There are undoubtedly many reasons that the exons and genes don't all line up. One reason is likely the distinction between what is considered a gene. If you look at the rownames of the GRanges object you get when you do genes(TxDb), those are all Entrez Gene IDs, which is in one sense the list of all the 'genes'.

But there are any number of 'genes' that don't (yet) have Entrez Gene IDs. There are lots of lincRNA, piRNA, and probably even miRNA sequences that are not in the Gene database. For example, if we get all naive and stuff, we can check this out.

> ex <- exonsBy(TxDb.Hsapiens.UCSC.hg19.knownGene, "gene")
> exns <- exons(TxDb.Hsapiens.UCSC.hg19.knownGene)

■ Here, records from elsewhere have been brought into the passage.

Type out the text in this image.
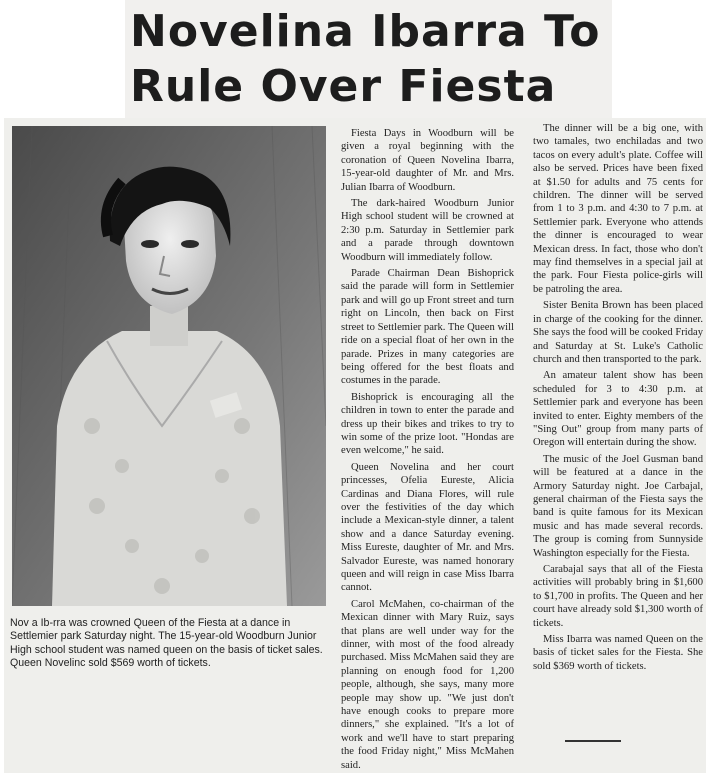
Novelina Ibarra To
Rule Over Fiesta
Nov a Ib-rra was crowned Queen of the Fiesta at a dance in Settlemier park Saturday night. The 15-year-old Woodburn Junior High school student was named queen on the basis of ticket sales. Queen Novelinc sold $569 worth of tickets.

Fiesta Days in Woodburn will be given a royal beginning with the coronation of Queen Novelina Ibarra, 15-year-old daughter of Mr. and Mrs. Julian Ibarra of Woodburn.

The dark-haired Woodburn Junior High school student will be crowned at 2:30 p.m. Saturday in Settlemier park and a parade through downtown Woodburn will immediately follow.

Parade Chairman Dean Bishoprick said the parade will form in Settlemier park and will go up Front street and turn right on Lincoln, then back on First street to Settlemier park. The Queen will ride on a special float of her own in the parade. Prizes in many categories are being offered for the best floats and costumes in the parade.

Bishoprick is encouraging all the children in town to enter the parade and dress up their bikes and trikes to try to win some of the prize loot. "Hondas are even welcome," he said.

Queen Novelina and her court princesses, Ofelia Eureste, Alicia Cardinas and Diana Flores, will rule over the festivities of the day which include a Mexican-style dinner, a talent show and a dance Saturday evening. Miss Eureste, daughter of Mr. and Mrs. Salvador Eureste, was named honorary queen and will reign in case Miss Ibarra cannot.

Carol McMahen, co-chairman of the Mexican dinner with Mary Ruiz, says that plans are well under way for the dinner, with most of the food already purchased. Miss McMahen said they are planning on enough food for 1,200 people, although, she says, many more people may show up. "We just don't have enough cooks to prepare more dinners," she explained. "It's a lot of work and we'll have to start preparing the food Friday night," Miss McMahen said.

The dinner will be a big one, with two tamales, two enchiladas and two tacos on every adult's plate. Coffee will also be served. Prices have been fixed at $1.50 for adults and 75 cents for children. The dinner will be served from 1 to 3 p.m. and 4:30 to 7 p.m. at Settlemier park. Everyone who attends the dinner is encouraged to wear Mexican dress. In fact, those who don't may find themselves in a special jail at the park. Four Fiesta police-girls will be patroling the area.

Sister Benita Brown has been placed in charge of the cooking for the dinner. She says the food will be cooked Friday and Saturday at St. Luke's Catholic church and then transported to the park.

An amateur talent show has been scheduled for 3 to 4:30 p.m. at Settlemier park and everyone has been invited to enter. Eighty members of the "Sing Out" group from many parts of Oregon will entertain during the show.

The music of the Joel Gusman band will be featured at a dance in the Armory Saturday night. Joe Carbajal, general chairman of the Fiesta says the band is quite famous for its Mexican music and has made several records. The group is coming from Sunnyside Washington especially for the Fiesta.

Carabajal says that all of the Fiesta activities will probably bring in $1,600 to $1,700 in profits. The Queen and her court have already sold $1,300 worth of tickets.

Miss Ibarra was named Queen on the basis of ticket sales for the Fiesta. She sold $369 worth of tickets.
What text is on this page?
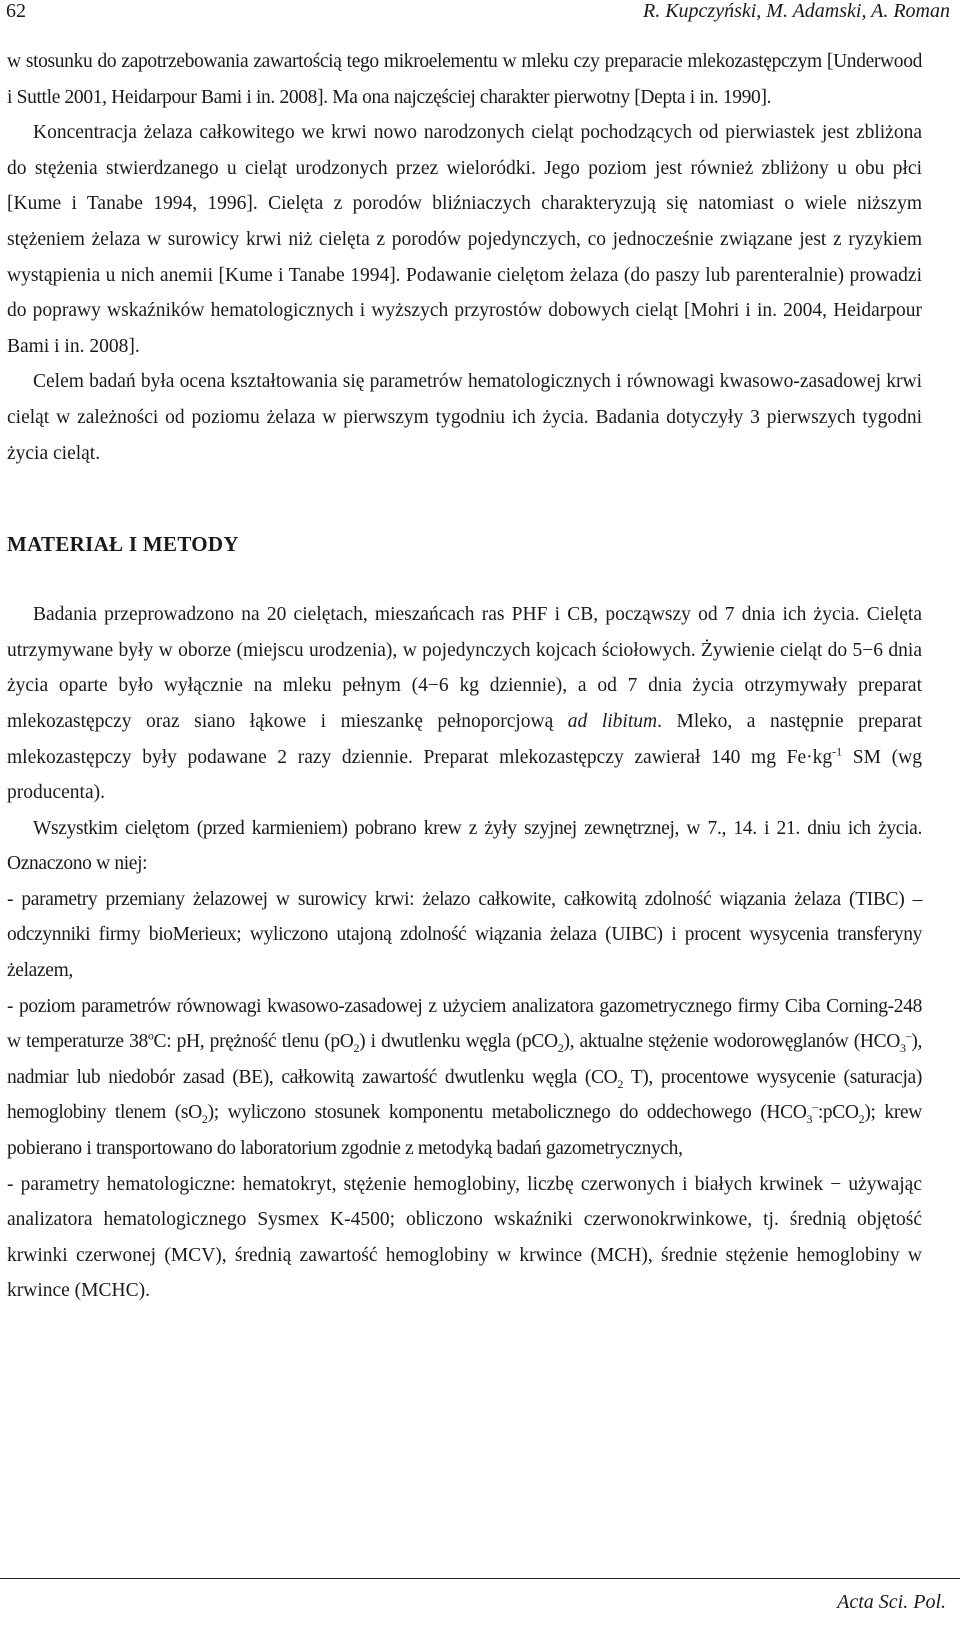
62	R. Kupczyński, M. Adamski, A. Roman

w stosunku do zapotrzebowania zawartością tego mikroelementu w mleku czy preparacie mlekozastępczym [Underwood i Suttle 2001, Heidarpour Bami i in. 2008]. Ma ona najczęściej charakter pierwotny [Depta i in. 1990].

Koncentracja żelaza całkowitego we krwi nowo narodzonych cieląt pochodzących od pierwiastek jest zbliżona do stężenia stwierdzanego u cieląt urodzonych przez wieloródki. Jego poziom jest również zbliżony u obu płci [Kume i Tanabe 1994, 1996]. Cielęta z porodów bliźniaczych charakteryzują się natomiast o wiele niższym stężeniem żelaza w surowicy krwi niż cielęta z porodów pojedynczych, co jednocześnie związane jest z ryzykiem wystąpienia u nich anemii [Kume i Tanabe 1994]. Podawanie cielętom żelaza (do paszy lub parenteralnie) prowadzi do poprawy wskaźników hematologicznych i wyższych przyrostów dobowych cieląt [Mohri i in. 2004, Heidarpour Bami i in. 2008].

Celem badań była ocena kształtowania się parametrów hematologicznych i równowagi kwasowo-zasadowej krwi cieląt w zależności od poziomu żelaza w pierwszym tygodniu ich życia. Badania dotyczyły 3 pierwszych tygodni życia cieląt.

MATERIAŁ I METODY

Badania przeprowadzono na 20 cielętach, mieszańcach ras PHF i CB, począwszy od 7 dnia ich życia. Cielęta utrzymywane były w oborze (miejscu urodzenia), w pojedynczych kojcach ściołowych. Żywienie cieląt do 5−6 dnia życia oparte było wyłącznie na mleku pełnym (4−6 kg dziennie), a od 7 dnia życia otrzymywały preparat mlekozastępczy oraz siano łąkowe i mieszankę pełnoporcjową ad libitum. Mleko, a następnie preparat mlekozastępczy były podawane 2 razy dziennie. Preparat mlekozastępczy zawierał 140 mg $Fe\cdot kg^{-1}$ SM (wg producenta).

Wszystkim cielętom (przed karmieniem) pobrano krew z żyły szyjnej zewnętrznej, w 7., 14. i 21. dniu ich życia. Oznaczono w niej:

- parametry przemiany żelazowej w surowicy krwi: żelazo całkowite, całkowitą zdolność wiązania żelaza (TIBC) – odczynniki firmy bioMerieux; wyliczono utajoną zdolność wiązania żelaza (UIBC) i procent wysycenia transferyny żelazem,

- poziom parametrów równowagi kwasowo-zasadowej z użyciem analizatora gazometrycznego firmy Ciba Corning-248 w temperaturze 38$^o$C: pH, prężność tlenu $(pO_2)$ i dwutlenku węgla (pCO$_2$), aktualne stężenie wodorowęglanów $(HCO_3^-)$, nadmiar lub niedobór zasad (BE), całkowitą zawartość dwutlenku węgla ($CO_2$ T), procentowe wysycenie (saturacja) hemoglobiny tlenem $(sO_2)$; wyliczono stosunek komponentu metabolicznego do oddechowego $(HCO_3^-:pCO_2)$; krew pobierano i transportowano do laboratorium zgodnie z metodyką badań gazometrycznych,

- parametry hematologiczne: hematokryt, stężenie hemoglobiny, liczbę czerwonych i białych krwinek − używając analizatora hematologicznego Sysmex K-4500; obliczono wskaźniki czerwonokrwinkowe, tj. średnią objętość krwinki czerwonej (MCV), średnią zawartość hemoglobiny w krwince (MCH), średnie stężenie hemoglobiny w krwince (MCHC).

Acta Sci. Pol.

> exns[!exns %over% unlist(ex),]
GRanges object with 19332 ranges and 1 metadata column:
                seqnames           ranges strand   |   exon_id
                   <Rle>        <IRanges>  <Rle>   | <integer>
      [1]           chr1 [321084, 321115]      +   |         8
      [2]           chr1 [321146, 321207]      +   |         9
      [3]           chr1 [420206, 420296]      +   |        20
      [4]           chr1 [420992, 421258]      +   |        21
      [5]           chr1 [421396, 421839]      +   |        22
      ...            ...              ...    ... ...       ...
  [19328] chrUn_gl000241   [35706, 35859]      -   |    289965
  [19329] chrUn_gl000241   [36711, 36875]      -   |    289966
  [19330] chrUn_gl000243   [11501, 11530]      +   |    289967
  [19331] chrUn_gl000243   [13608, 13637]      +   |    289968
  [19332] chrUn_gl000247   [ 5787,  5816]      -   |    289969
  -------
  seqinfo: 93 sequences (1 circular) from hg19 genome

So like you say, about 20K exons without a corresponding gene. The first two are piRNAs, and the next three are clone images. So with a sample size of 5 out of 20K, I would venture to guess it's probably a combination of all sorts of things that have been reported by someone somewhere, that have not yet become 'real' enough to make it into the Gene database.